Grants:IEG/Editor Behaviour Analysis/Midpoint
Welcome to this project's midpoint report! This report shares progress and learnings from the Individual Engagement Grantee's first 3 months.
In a few short sentences or bullet points, give the main highlights of what happened with your project so far.
In the first phase I've been looking deeper into the behavioral dynamics of an editor cohort. I've looked at them at normal edit levels & at high edit levels. I've explored different ways to graph the data from simple line graphs to complex correlation matrices.
Methods and activities
How have you setup your project, and what work has been completed so far?
Describe how you've setup your experiment or pilot, sharing your key focuses so far and including links to any background research or past learning that has guided your decisions. List and describe the activities you've undertaken as part of your project to this point.
The current focus is to look at the editor/article cohorts to understand better and quantify values like editor longevity etc. The prior work done can be found at Research:Editor Behaviour Analysis & Graphs.
- The scripts to generate the graphs were running on the public db at toollab. The data has been copied over to a Hadoop instance & the scripts have been ported to run on them.
- A lot of different graphs have been built that look at the activity in a cohort in detail.
What are the results of your project or any experiments you’ve worked on so far?
Please discuss anything you have created or changed (organized, built, grown, etc) as a result of your project to date.
- Article Creators - who create articles & when? Are newcomers & experienced folks equal?
- Bytes Added - How adds the content in a month?
- The longevity graphs are now weighted to make them more accurate.
- Graphs that look at the relationship between the number of edit sessions of an editor and the articles that have been edited by the editor.
- Similar graph have been generated for editors with very high levels of editing.
Please take some time to update the table in your project finances page. Check that you’ve listed all approved and actual expenditures as instructed. If there are differences between the planned and actual use of funds, please use the column provided there to explain them.
Then, answer the following question here: Have you spent your funds according to plan so far? Please briefly describe any major changes to budget or expenditures that you anticipate for the second half of your project.
The funds are being spent as per the plan and no changes are anticipated.
The best thing about trying something new is that you learn from it. We want to follow in your footsteps and learn along with you, and we want to know that you are taking enough risks to learn something really interesting! Please use the below sections to describe what is working and what you plan to change for the second half of your project.
What are the challenges
What challenges or obstacles have you encountered? What will you do differently going forward? Please list these as short bullet points.
- Handling large amounts of data, like the entire edit history of the english wikipedia can be quite a challenge. Running scripts on it directly in the db can take a very large amount of time.
- The time consuming scripts especially the ones related to english wikipedia have been moved to a Hadoop cluster.
- Analyzing and interpreting all the graphs that are generated is also quite a challenge.

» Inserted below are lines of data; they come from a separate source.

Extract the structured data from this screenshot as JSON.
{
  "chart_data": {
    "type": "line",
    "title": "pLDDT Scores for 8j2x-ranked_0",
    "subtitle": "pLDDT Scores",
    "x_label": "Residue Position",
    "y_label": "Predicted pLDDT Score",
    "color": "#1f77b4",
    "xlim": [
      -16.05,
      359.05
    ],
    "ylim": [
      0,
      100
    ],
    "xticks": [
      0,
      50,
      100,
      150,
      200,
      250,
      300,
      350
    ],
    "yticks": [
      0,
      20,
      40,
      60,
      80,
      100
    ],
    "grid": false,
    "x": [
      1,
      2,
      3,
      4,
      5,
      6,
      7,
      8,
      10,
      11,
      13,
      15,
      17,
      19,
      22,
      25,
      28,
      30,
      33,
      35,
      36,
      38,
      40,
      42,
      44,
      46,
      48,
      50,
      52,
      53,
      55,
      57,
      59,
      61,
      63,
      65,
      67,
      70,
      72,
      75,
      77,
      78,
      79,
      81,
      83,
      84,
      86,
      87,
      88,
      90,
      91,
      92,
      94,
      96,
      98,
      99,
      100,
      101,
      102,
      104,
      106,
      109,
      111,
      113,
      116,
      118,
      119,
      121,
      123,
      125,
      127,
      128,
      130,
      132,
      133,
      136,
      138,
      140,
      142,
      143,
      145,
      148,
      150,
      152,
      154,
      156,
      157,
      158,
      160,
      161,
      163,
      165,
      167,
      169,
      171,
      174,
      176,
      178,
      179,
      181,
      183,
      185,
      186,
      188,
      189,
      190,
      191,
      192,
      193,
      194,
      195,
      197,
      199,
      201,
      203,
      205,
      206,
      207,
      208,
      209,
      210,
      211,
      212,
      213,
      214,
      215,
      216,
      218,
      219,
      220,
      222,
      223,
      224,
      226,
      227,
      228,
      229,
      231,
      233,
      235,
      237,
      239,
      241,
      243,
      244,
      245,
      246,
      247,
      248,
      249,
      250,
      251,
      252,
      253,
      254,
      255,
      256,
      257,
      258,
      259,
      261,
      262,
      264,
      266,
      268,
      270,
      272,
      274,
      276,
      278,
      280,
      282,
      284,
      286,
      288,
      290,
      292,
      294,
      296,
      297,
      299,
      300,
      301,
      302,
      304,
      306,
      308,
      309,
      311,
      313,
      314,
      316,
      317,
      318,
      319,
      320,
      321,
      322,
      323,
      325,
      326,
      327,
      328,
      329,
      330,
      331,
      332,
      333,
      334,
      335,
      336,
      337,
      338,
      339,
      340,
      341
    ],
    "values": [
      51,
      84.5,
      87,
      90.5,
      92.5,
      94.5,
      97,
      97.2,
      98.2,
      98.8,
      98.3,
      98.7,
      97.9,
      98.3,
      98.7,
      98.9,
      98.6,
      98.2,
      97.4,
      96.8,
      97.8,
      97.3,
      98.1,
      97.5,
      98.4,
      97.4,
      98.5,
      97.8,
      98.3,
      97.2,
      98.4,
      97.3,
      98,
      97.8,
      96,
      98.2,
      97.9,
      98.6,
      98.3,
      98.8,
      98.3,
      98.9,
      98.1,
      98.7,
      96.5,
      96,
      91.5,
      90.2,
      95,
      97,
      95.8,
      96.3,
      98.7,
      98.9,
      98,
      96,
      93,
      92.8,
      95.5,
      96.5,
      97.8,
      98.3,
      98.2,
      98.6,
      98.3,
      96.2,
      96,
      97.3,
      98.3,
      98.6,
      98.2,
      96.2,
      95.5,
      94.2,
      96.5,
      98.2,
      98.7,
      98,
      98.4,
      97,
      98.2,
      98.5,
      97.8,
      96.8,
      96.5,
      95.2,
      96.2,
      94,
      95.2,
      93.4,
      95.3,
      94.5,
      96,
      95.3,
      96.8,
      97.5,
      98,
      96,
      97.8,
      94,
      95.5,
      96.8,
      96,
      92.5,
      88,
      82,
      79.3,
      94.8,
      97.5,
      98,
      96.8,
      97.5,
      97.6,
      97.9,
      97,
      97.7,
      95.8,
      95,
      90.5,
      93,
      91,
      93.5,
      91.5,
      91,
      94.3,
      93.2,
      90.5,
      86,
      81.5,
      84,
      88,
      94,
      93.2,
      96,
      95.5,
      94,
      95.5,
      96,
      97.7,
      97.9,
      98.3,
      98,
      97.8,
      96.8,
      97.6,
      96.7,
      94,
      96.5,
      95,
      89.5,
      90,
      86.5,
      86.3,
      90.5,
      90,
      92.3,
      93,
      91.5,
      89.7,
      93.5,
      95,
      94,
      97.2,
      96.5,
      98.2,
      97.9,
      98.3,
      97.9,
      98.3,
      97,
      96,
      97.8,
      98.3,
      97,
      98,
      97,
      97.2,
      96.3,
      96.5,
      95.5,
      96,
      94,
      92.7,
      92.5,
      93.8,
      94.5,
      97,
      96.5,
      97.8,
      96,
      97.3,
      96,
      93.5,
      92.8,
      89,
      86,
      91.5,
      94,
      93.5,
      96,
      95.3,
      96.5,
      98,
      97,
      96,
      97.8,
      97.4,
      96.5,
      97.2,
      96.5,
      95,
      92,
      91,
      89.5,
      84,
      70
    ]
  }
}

Eg There are longevity graphs with different levels of edit activity, 5+ edits/month, 100+ edits/month etc, now doing the same for the other big wikis result in about 20 different graphs. Now the same is being done with other metrics. Then all of this is done with the article cohorts too. Resulting in a huge number of graphs that all have to be manually analyzed.
What is working well
What have you found works best so far? To help spread successful strategies so that they can be of use to others in the movement, rather than writing lots of text here, we'd like you to share your finding in the form of a link to a learning pattern.

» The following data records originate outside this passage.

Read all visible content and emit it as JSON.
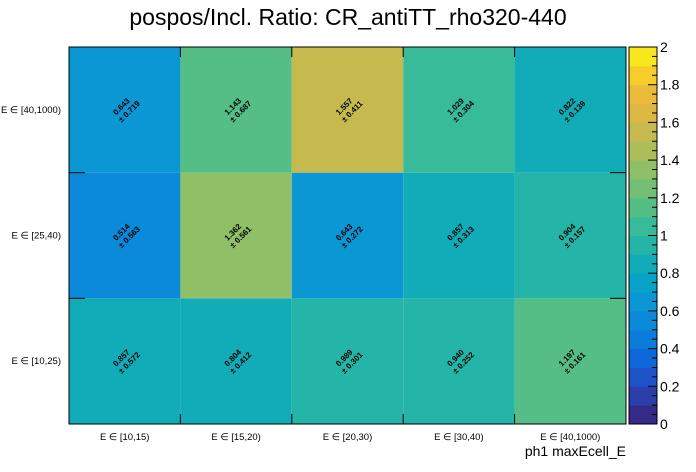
{
  "chart_data": {
    "type": "heatmap",
    "title": "pospos/Incl. Ratio: CR_antiTT_rho320-440",
    "xlabel": "ph1 maxEcell_E",
    "ylabel": "",
    "x_categories": [
      "E ∈ [10,15)",
      "E ∈ [15,20)",
      "E ∈ [20,30)",
      "E ∈ [30,40)",
      "E ∈ [40,1000)"
    ],
    "y_categories": [
      "E ∈ [10,25)",
      "E ∈ [25,40)",
      "E ∈ [40,1000)"
    ],
    "values": [
      [
        0.857,
        0.804,
        0.989,
        0.94,
        1.197
      ],
      [
        0.514,
        1.362,
        0.643,
        0.857,
        0.904
      ],
      [
        0.643,
        1.143,
        1.557,
        1.029,
        0.822
      ]
    ],
    "errors": [
      [
        0.572,
        0.412,
        0.301,
        0.252,
        0.161
      ],
      [
        0.563,
        0.561,
        0.272,
        0.313,
        0.157
      ],
      [
        0.719,
        0.687,
        0.411,
        0.304,
        0.139
      ]
    ],
    "value_labels": [
      [
        "0.857",
        "0.804",
        "0.989",
        "0.940",
        "1.197"
      ],
      [
        "0.514",
        "1.362",
        "0.643",
        "0.857",
        "0.904"
      ],
      [
        "0.643",
        "1.143",
        "1.557",
        "1.029",
        "0.822"
      ]
    ],
    "error_labels": [
      [
        "± 0.572",
        "± 0.412",
        "± 0.301",
        "± 0.252",
        "± 0.161"
      ],
      [
        "± 0.563",
        "± 0.561",
        "± 0.272",
        "± 0.313",
        "± 0.157"
      ],
      [
        "± 0.719",
        "± 0.687",
        "± 0.411",
        "± 0.304",
        "± 0.139"
      ]
    ],
    "zlim": [
      0,
      2
    ],
    "colorbar_ticks": [
      "0",
      "0.2",
      "0.4",
      "0.6",
      "0.8",
      "1",
      "1.2",
      "1.4",
      "1.6",
      "1.8",
      "2"
    ],
    "palette": "parula",
    "grid": false,
    "legend": "colorbar-right"
  }
}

- Your learning pattern link goes here
- Got a lot of ideas & help from the research folks at the foundation, especially Aaron & Jonathan.
Next steps and opportunities
What are the next steps and opportunities you’ll be focusing on for the second half of your project? Please list these as short bullet points. If you're considering applying for a 6-month renewal of this IEG at the end of your project, please also mention this here.
- The second half of the project will have more focus on the edit activity of articles.
- How often are the articles getting edited?
- How edits the articles etc?
- There will also be a greater focus to share the results and the data that has been generated so far.
- Blogging about the results, creating a website showing the results interactively etc.
- There will also be focus on building scripts to keep the graphs up to date.
We’d love to hear any thoughts you have on how the experience of being an IEGrantee has been so far. What is one thing that surprised you, or that you particularly enjoyed from the past 3 months?
Working on a research project is always a roller coaster ride, but its been fun till now. And always one research question leads to another, I'm never short of questions to answer.